I asked Mr Marshall to give me his view on this ruling, and I also approached Mark Hanna for his view. Mr Hanna is co-editor of McNae's Essential Law for Journalists. He told me:
"The Court's ruling in respect of the Clarke Advice gives hope that this document will be released to the media later in the appeal proceedings, when the relevance of the document's contents becomes, as regards the reporting of what is said in court, beyond dispute.
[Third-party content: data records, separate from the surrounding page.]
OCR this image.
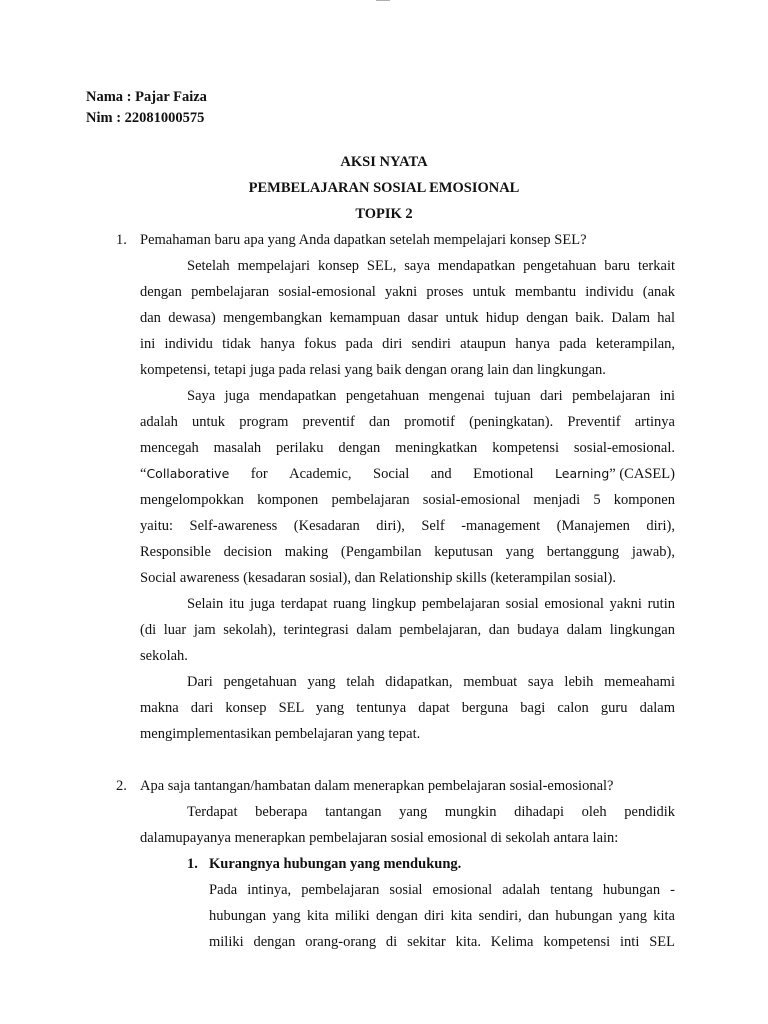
Nama : Pajar Faiza
Nim : 22081000575
AKSI NYATA
PEMBELAJARAN SOSIAL EMOSIONAL
TOPIK 2
1. Pemahaman baru apa yang Anda dapatkan setelah mempelajari konsep SEL?
Setelah mempelajari konsep SEL, saya mendapatkan pengetahuan baru terkait
dengan pembelajaran sosial-emosional yakni proses untuk membantu individu (anak
dan dewasa) mengembangkan kemampuan dasar untuk hidup dengan baik. Dalam hal
ini individu tidak hanya fokus pada diri sendiri ataupun hanya pada keterampilan,
kompetensi, tetapi juga pada relasi yang baik dengan orang lain dan lingkungan.
Saya juga mendapatkan pengetahuan mengenai tujuan dari pembelajaran ini
adalah untuk program preventif dan promotif (peningkatan). Preventif artinya
mencegah masalah perilaku dengan meningkatkan kompetensi sosial-emosional.
“Collaborative for Academic, Social and Emotional Learning” (CASEL)
mengelompokkan komponen pembelajaran sosial-emosional menjadi 5 komponen
yaitu: Self-awareness (Kesadaran diri), Self -management (Manajemen diri),
Responsible decision making (Pengambilan keputusan yang bertanggung jawab),
Social awareness (kesadaran sosial), dan Relationship skills (keterampilan sosial).
Selain itu juga terdapat ruang lingkup pembelajaran sosial emosional yakni rutin
(di luar jam sekolah), terintegrasi dalam pembelajaran, dan budaya dalam lingkungan
sekolah.
Dari pengetahuan yang telah didapatkan, membuat saya lebih memeahami
makna dari konsep SEL yang tentunya dapat berguna bagi calon guru dalam
mengimplementasikan pembelajaran yang tepat.
2. Apa saja tantangan/hambatan dalam menerapkan pembelajaran sosial-emosional?
Terdapat beberapa tantangan yang mungkin dihadapi oleh pendidik
dalamupayanya menerapkan pembelajaran sosial emosional di sekolah antara lain:
1. Kurangnya hubungan yang mendukung.
Pada intinya, pembelajaran sosial emosional adalah tentang hubungan -
hubungan yang kita miliki dengan diri kita sendiri, dan hubungan yang kita
miliki dengan orang-orang di sekitar kita. Kelima kompetensi inti SEL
But the ruling is disappointing, because in it the Appeal Court judges seem to view the concept of open justice as relating strictly to the reporting of the particular proceedings. But there is case law that the societal benefits of open justice include revelation of matters raised in court but beyond the scope of the issues in that particular hearing. The Appeal Court ruling does not set out clearly what risk of harm exists from allowing the Clarke Advice document to be fully reported now."
Mr Marshall wrote to say:
"Underlying the reasoning in the court’s ruling of 3 December are two a priori assumptions, unexamined and unargued.
First, once disclosed to the appellants, the appellants are restricted in the use they can make of the “Clarke Advice”.
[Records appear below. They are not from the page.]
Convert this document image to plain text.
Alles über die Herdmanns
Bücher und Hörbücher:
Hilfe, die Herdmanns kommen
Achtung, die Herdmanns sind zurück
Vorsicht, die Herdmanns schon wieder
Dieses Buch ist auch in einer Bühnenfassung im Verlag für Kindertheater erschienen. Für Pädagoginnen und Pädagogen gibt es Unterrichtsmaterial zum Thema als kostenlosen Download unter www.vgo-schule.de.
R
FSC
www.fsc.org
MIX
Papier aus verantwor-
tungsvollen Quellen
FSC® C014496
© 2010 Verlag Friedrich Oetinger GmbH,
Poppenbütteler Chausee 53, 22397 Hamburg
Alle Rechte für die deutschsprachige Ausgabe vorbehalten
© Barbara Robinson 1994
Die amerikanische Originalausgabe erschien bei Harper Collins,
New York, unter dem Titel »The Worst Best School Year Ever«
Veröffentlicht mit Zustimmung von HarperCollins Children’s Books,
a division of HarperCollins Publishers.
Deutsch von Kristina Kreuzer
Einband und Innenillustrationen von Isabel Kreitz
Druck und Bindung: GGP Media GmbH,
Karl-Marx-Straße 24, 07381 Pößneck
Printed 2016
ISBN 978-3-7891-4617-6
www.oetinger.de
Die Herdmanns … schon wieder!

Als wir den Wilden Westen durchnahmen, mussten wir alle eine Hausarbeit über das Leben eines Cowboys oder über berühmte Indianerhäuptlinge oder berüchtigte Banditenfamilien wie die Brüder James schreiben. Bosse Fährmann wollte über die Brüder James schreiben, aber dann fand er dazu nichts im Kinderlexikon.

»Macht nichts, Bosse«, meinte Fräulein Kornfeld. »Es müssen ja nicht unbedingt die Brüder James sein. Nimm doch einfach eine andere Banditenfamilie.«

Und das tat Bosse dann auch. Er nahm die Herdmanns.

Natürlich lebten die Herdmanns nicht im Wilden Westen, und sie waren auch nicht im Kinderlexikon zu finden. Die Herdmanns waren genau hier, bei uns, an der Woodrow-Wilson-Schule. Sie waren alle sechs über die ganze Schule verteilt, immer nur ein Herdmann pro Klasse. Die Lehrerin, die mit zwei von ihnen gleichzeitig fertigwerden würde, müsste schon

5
The Post Office asserted (but did not establish) that the document is covered by an implied undertaking as a matter of law. But the Clarke Advice is a document that tends to cast doubt on the safety of convictions of the appellants (that’s why it was disclosed). It is disclosed by the Post Office as prosecuting authority, post-conviction, not a private litigant. That is entirely different from the usual circumstance in which a party to, say, civil litigation gives disclosure of its private documents which they are entitled ordinarily, as of right, to keep to themselves.
In civil litigation there is an implied undertaking of the kind identified by the House of Lords in Harman v Secretary of State for the Home Department (now codified under the rules of civil procedure). The quid pro quo is that as a consequence of being involved in litigation the documents disclosed under compulsion are protected in the use to which they may be put. That has no application whatever to the present appeals.
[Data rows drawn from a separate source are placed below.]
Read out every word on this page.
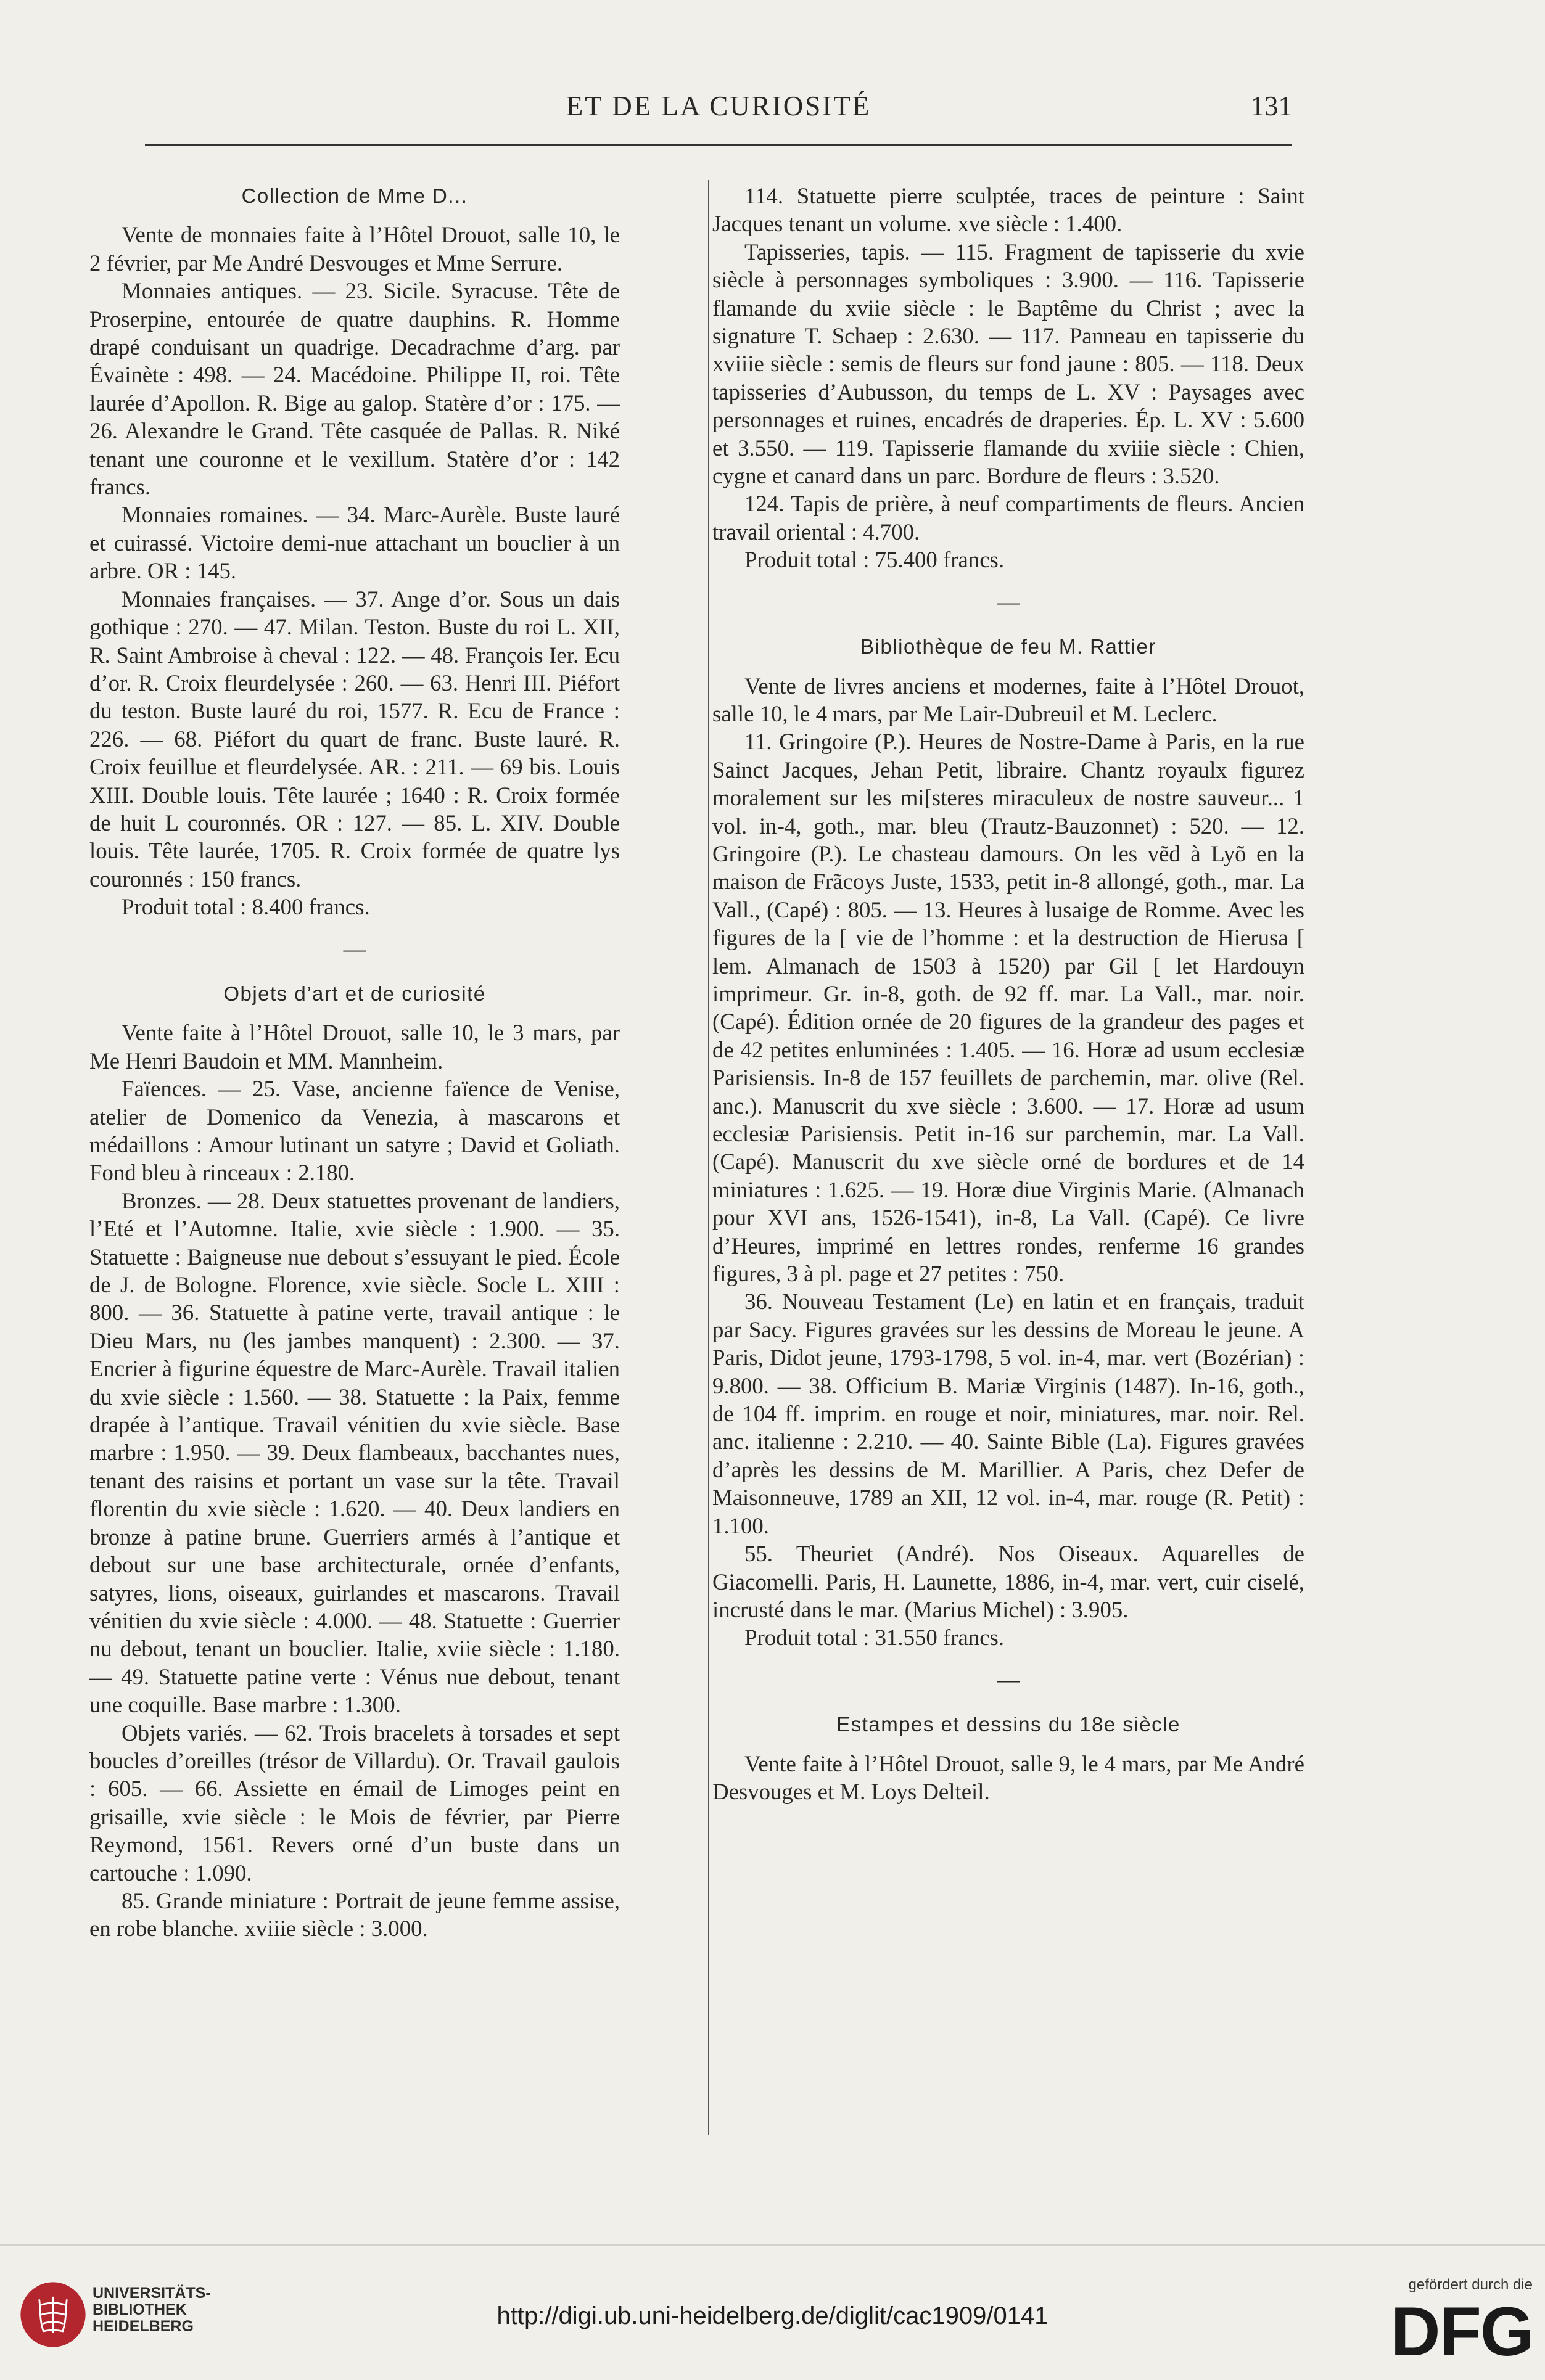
ET DE LA CURIOSITÉ	131

Collection de Mme D...

Vente de monnaies faite à l’Hôtel Drouot, salle 10, le 2 février, par Me André Desvouges et Mme Serrure.

Monnaies antiques. — 23. Sicile. Syracuse. Tête de Proserpine, entourée de quatre dauphins. R. Homme drapé conduisant un quadrige. Decadrachme d’arg. par Évainète : 498. — 24. Macédoine. Philippe II, roi. Tête laurée d’Apollon. R. Bige au galop. Statère d’or : 175. — 26. Alexandre le Grand. Tête casquée de Pallas. R. Niké tenant une couronne et le vexillum. Statère d’or : 142 francs.

Monnaies romaines. — 34. Marc-Aurèle. Buste lauré et cuirassé. Victoire demi-nue attachant un bouclier à un arbre. OR : 145.

Monnaies françaises. — 37. Ange d’or. Sous un dais gothique : 270. — 47. Milan. Teston. Buste du roi L. XII, R. Saint Ambroise à cheval : 122. — 48. François Ier. Ecu d’or. R. Croix fleurdelysée : 260. — 63. Henri III. Piéfort du teston. Buste lauré du roi, 1577. R. Ecu de France : 226. — 68. Piéfort du quart de franc. Buste lauré. R. Croix feuillue et fleurdelysée. AR. : 211. — 69 bis. Louis XIII. Double louis. Tête laurée ; 1640 : R. Croix formée de huit L couronnés. OR : 127. — 85. L. XIV. Double louis. Tête laurée, 1705. R. Croix formée de quatre lys couronnés : 150 francs.

Produit total : 8.400 francs.

—

Objets d’art et de curiosité

Vente faite à l’Hôtel Drouot, salle 10, le 3 mars, par Me Henri Baudoin et MM. Mannheim.

Faïences. — 25. Vase, ancienne faïence de Venise, atelier de Domenico da Venezia, à mascarons et médaillons : Amour lutinant un satyre ; David et Goliath. Fond bleu à rinceaux : 2.180.

Bronzes. — 28. Deux statuettes provenant de landiers, l’Eté et l’Automne. Italie, xvie siècle : 1.900. — 35. Statuette : Baigneuse nue debout s’essuyant le pied. École de J. de Bologne. Florence, xvie siècle. Socle L. XIII : 800. — 36. Statuette à patine verte, travail antique : le Dieu Mars, nu (les jambes manquent) : 2.300. — 37. Encrier à figurine équestre de Marc-Aurèle. Travail italien du xvie siècle : 1.560. — 38. Statuette : la Paix, femme drapée à l’antique. Travail vénitien du xvie siècle. Base marbre : 1.950. — 39. Deux flambeaux, bacchantes nues, tenant des raisins et portant un vase sur la tête. Travail florentin du xvie siècle : 1.620. — 40. Deux landiers en bronze à patine brune. Guerriers armés à l’antique et debout sur une base architecturale, ornée d’enfants, satyres, lions, oiseaux, guirlandes et mascarons. Travail vénitien du xvie siècle : 4.000. — 48. Statuette : Guerrier nu debout, tenant un bouclier. Italie, xviie siècle : 1.180. — 49. Statuette patine verte : Vénus nue debout, tenant une coquille. Base marbre : 1.300.

Objets variés. — 62. Trois bracelets à torsades et sept boucles d’oreilles (trésor de Villardu). Or. Travail gaulois : 605. — 66. Assiette en émail de Limoges peint en grisaille, xvie siècle : le Mois de février, par Pierre Reymond, 1561. Revers orné d’un buste dans un cartouche : 1.090.

85. Grande miniature : Portrait de jeune femme assise, en robe blanche. xviiie siècle : 3.000.

114. Statuette pierre sculptée, traces de peinture : Saint Jacques tenant un volume. xve siècle : 1.400.

Tapisseries, tapis. — 115. Fragment de tapisserie du xvie siècle à personnages symboliques : 3.900. — 116. Tapisserie flamande du xviie siècle : le Baptême du Christ ; avec la signature T. Schaep : 2.630. — 117. Panneau en tapisserie du xviiie siècle : semis de fleurs sur fond jaune : 805. — 118. Deux tapisseries d’Aubusson, du temps de L. XV : Paysages avec personnages et ruines, encadrés de draperies. Ép. L. XV : 5.600 et 3.550. — 119. Tapisserie flamande du xviiie siècle : Chien, cygne et canard dans un parc. Bordure de fleurs : 3.520.

124. Tapis de prière, à neuf compartiments de fleurs. Ancien travail oriental : 4.700.

Produit total : 75.400 francs.

—

Bibliothèque de feu M. Rattier

Vente de livres anciens et modernes, faite à l’Hôtel Drouot, salle 10, le 4 mars, par Me Lair-Dubreuil et M. Leclerc.

11. Gringoire (P.). Heures de Nostre-Dame à Paris, en la rue Sainct Jacques, Jehan Petit, libraire. Chantz royaulx figurez moralement sur les mi[steres miraculeux de nostre sauveur... 1 vol. in-4, goth., mar. bleu (Trautz-Bauzonnet) : 520. — 12. Gringoire (P.). Le chasteau damours. On les vẽd à Lyõ en la maison de Frãcoys Juste, 1533, petit in-8 allongé, goth., mar. La Vall., (Capé) : 805. — 13. Heures à lusaige de Romme. Avec les figures de la [ vie de l’homme : et la destruction de Hierusa [ lem. Almanach de 1503 à 1520) par Gil [ let Hardouyn imprimeur. Gr. in-8, goth. de 92 ff. mar. La Vall., mar. noir. (Capé). Édition ornée de 20 figures de la grandeur des pages et de 42 petites enluminées : 1.405. — 16. Horæ ad usum ecclesiæ Parisiensis. In-8 de 157 feuillets de parchemin, mar. olive (Rel. anc.). Manuscrit du xve siècle : 3.600. — 17. Horæ ad usum ecclesiæ Parisiensis. Petit in-16 sur parchemin, mar. La Vall. (Capé). Manuscrit du xve siècle orné de bordures et de 14 miniatures : 1.625. — 19. Horæ diue Virginis Marie. (Almanach pour XVI ans, 1526-1541), in-8, La Vall. (Capé). Ce livre d’Heures, imprimé en lettres rondes, renferme 16 grandes figures, 3 à pl. page et 27 petites : 750.

36. Nouveau Testament (Le) en latin et en français, traduit par Sacy. Figures gravées sur les dessins de Moreau le jeune. A Paris, Didot jeune, 1793-1798, 5 vol. in-4, mar. vert (Bozérian) : 9.800. — 38. Officium B. Mariæ Virginis (1487). In-16, goth., de 104 ff. imprim. en rouge et noir, miniatures, mar. noir. Rel. anc. italienne : 2.210. — 40. Sainte Bible (La). Figures gravées d’après les dessins de M. Marillier. A Paris, chez Defer de Maisonneuve, 1789 an XII, 12 vol. in-4, mar. rouge (R. Petit) : 1.100.

55. Theuriet (André). Nos Oiseaux. Aquarelles de Giacomelli. Paris, H. Launette, 1886, in-4, mar. vert, cuir ciselé, incrusté dans le mar. (Marius Michel) : 3.905.

Produit total : 31.550 francs.

—

Estampes et dessins du 18e siècle

Vente faite à l’Hôtel Drouot, salle 9, le 4 mars, par Me André Desvouges et M. Loys Delteil.

UNIVERSITÄTS-
BIBLIOTHEK
HEIDELBERG	http://digi.ub.uni-heidelberg.de/diglit/cac1909/0141
gefördert durch die
DFG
There is no similar countervailing right of a prosecuting authority to withhold documents that cast doubt on a conviction.
The second assumption (asserted but not established) is that the document was covered by legal privilege.
But the assertion of privilege in the Clarke Advice would have been a ground for it not being disclosed to the appellants at all. Not only was the document disclosed, which ordinarily results in loss of privilege, but the terms of disclosure expressly provided that documents that met the criteria for disclosure would be disclosed even if privilege might otherwise have attached – a provision that is not referred to in the court’s judgment.
The question remains, had the Clarke Advice been disclosed to appellants before these appeals as a document that cast doubt on the safety of their convictions, on what possible basis could it have been said that the appellants would have been inhibited from going to the press about it? The Post Office could scarcely have been heard to say ‘we’ll let you have this document that casts, or may throw, doubt upon the safety of your convictions - so long as you don’t tell anyone about it and only if you use it for an appeal’.
Any such restriction would likely have engaged rights guaranteed under Article 10 of the ECHR. In short, the judgment, unsatisfactorily, raises more questions than it answers. Further, assumptions of the kind made are a questionable basis for displacing the principle of open justice identified in Cape Intermediate Holdings."